On Friday morning, a Yolo County Jury was unable to reach a verdict on either charge in the case of Elijah Jackson, a Yolo County man who attempted to evade police and whose arrest resulted in the injury of Yolo County Sheriff’s Deputy Robin Gonzalez.
Mr. Jackson faced felony charges of Penal Code section 69 (resisting with force) and Assault with Great Bodily Injury, but the jury could not reach a unanimous verdict.
Reconvening later, Deputy DA Michael Vroman accepted a plea agreement of a lessor charge or misdemeanor resisting arrest and time served.
Previous: Jury Will Decide Whether Police Acted Appropriately During Alleged Resisting Arrest Case
By: Sarah Abfalter
Closing arguments began Wednesday afternoon in the case of Elijah Jackson, 32, a Yolo County man who attempted to evade police and whose arrest resulted in the injury of Yolo County Sheriff’s Deputy Robin Gonzalez.
While there was no question as to whether Deputy Gonzalez sustained an injury during Jackson’s arrest, the question remains as to whether Deputy Gonzalez’s injury was caused by Jackson resisting arrest, or whether this was the result of law enforcement using excessive force.
Deputy Public Defender Dan Hutchinson pointed out early on in his argument that he hoped this case eliminated any doubt on behalf of the jurors as to “the importance of police dash cams and body cams.”
Deputy District Attorney Michael Vroman’s lengthy closing argument outlined the events of Jackson’s arrest on the night of August 28. Jackson had attempted to evade police on foot after it was discovered that he had an outstanding warrant, but was eventually stopped by CHP Officer John Kitamura, at which point he cooperated with the officer and lay down on his stomach to be handcuffed.
According to trial testimony, one handcuff was improperly placed on Jackson, causing him to yell out in pain.
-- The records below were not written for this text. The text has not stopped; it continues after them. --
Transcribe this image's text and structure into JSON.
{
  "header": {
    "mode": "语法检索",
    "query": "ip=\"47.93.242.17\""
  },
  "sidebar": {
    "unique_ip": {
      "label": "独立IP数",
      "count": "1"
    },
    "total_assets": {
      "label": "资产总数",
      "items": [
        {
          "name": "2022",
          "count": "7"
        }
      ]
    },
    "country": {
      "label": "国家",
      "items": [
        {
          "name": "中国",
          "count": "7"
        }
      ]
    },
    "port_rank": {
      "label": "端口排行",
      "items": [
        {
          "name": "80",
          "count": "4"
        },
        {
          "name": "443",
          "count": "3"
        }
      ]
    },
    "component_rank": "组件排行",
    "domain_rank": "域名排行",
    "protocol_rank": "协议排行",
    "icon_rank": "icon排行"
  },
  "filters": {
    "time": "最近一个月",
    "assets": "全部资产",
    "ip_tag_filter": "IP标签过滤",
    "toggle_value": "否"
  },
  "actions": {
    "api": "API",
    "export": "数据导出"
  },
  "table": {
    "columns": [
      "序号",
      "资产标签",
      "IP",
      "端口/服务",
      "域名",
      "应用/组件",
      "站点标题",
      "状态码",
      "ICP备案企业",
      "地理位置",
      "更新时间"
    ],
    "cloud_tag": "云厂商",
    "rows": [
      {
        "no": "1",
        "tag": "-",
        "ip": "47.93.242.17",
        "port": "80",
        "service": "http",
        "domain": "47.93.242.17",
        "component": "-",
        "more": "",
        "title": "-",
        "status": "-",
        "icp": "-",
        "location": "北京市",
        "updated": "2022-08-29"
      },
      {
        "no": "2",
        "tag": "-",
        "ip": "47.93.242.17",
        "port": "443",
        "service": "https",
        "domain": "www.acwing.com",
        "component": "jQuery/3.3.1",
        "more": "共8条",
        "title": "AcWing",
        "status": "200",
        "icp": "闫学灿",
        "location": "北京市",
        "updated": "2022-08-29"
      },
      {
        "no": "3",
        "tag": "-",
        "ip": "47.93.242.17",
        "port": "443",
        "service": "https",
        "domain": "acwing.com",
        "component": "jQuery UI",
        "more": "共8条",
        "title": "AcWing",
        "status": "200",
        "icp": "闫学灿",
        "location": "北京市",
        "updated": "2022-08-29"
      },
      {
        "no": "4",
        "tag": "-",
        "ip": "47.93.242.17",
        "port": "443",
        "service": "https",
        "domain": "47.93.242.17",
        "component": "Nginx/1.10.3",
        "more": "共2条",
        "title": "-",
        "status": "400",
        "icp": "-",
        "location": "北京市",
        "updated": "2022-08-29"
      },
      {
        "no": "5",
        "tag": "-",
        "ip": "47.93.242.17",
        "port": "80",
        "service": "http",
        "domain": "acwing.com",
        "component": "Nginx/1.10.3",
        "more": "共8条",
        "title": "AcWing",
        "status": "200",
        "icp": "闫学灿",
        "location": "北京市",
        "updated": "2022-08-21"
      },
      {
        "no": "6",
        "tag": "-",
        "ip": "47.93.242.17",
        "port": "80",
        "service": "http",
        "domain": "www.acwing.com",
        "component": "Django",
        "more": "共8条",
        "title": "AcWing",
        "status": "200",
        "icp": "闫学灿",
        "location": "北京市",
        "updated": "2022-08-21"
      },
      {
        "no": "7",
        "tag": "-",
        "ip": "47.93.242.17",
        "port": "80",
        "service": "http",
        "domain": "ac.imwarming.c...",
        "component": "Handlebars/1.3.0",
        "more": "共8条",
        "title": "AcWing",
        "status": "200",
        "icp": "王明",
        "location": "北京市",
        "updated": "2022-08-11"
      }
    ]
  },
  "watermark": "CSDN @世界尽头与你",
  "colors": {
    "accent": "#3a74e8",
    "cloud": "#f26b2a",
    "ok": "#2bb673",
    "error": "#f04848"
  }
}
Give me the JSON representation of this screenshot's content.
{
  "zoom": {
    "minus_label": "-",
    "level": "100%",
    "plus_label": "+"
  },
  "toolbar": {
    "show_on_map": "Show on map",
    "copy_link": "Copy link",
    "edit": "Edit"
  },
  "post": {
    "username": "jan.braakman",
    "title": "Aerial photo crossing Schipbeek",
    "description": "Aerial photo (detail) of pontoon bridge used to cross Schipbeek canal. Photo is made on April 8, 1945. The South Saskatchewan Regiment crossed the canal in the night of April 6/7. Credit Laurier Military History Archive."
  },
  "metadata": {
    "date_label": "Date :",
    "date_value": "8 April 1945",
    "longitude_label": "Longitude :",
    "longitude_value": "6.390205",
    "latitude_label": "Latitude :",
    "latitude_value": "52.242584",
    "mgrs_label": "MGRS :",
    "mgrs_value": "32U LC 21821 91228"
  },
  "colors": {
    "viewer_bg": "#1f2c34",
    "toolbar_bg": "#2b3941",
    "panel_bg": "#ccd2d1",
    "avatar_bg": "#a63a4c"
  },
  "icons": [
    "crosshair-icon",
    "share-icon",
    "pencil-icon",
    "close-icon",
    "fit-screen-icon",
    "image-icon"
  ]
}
Kitamura was joined by Sergeant Brent Shultz and Deputy Gonzalez, and as Kitamura attempted to adjust the handcuffs on Jackson, Gonzalez attempted to place Jackson in a figure-four leg lock, a martial arts hold designed to demobilize the legs, at which point her finger was fractured.
Despite testimony that Jackson cooperated with Officer Kitamura when being handcuffed, Vroman’s closing argument created a narrative where Jackson willfully resisted arrest, and by doing so, seriously injured Deputy Gonzalez.
When describing Deputy Gonzalez’s use of the figure-four leg lock, Vroman stated that the officer was “taking a quick small step to make sure things went smoothly, not using excessive force.”
But, according to Deputy Public Defender Dan Hutchinson, Gonzalez’s injury was not the result of Jackson’s willful resistance. Instead, Hutchinson argued, Gonzalez was the cause of her own injury, jamming her own finger while “doing a maneuver she had no business doing,” while Jackson was already detained and shouting in pain.
Hutchinson pointed out that, when asked if the figure-four leg lock was common practice by law enforcement, Officer Kitamura said it was not common practice and he had, in fact, never heard of it.
Hutchinson went further, also pointing out that Deputy Gonzalez claimed during her testimony that she never heard Jackson shout that he was in pain, but she changed her narrative when confronted with video evidence.
The question has now been put to the jury to deliberate on whether Gonzalez’s actions were reasonable because Jackson was resisting arrest, or whether she attempted to use excessive force on a person who was already subdued and in pain.
The jury is expected to return a verdict on December 10.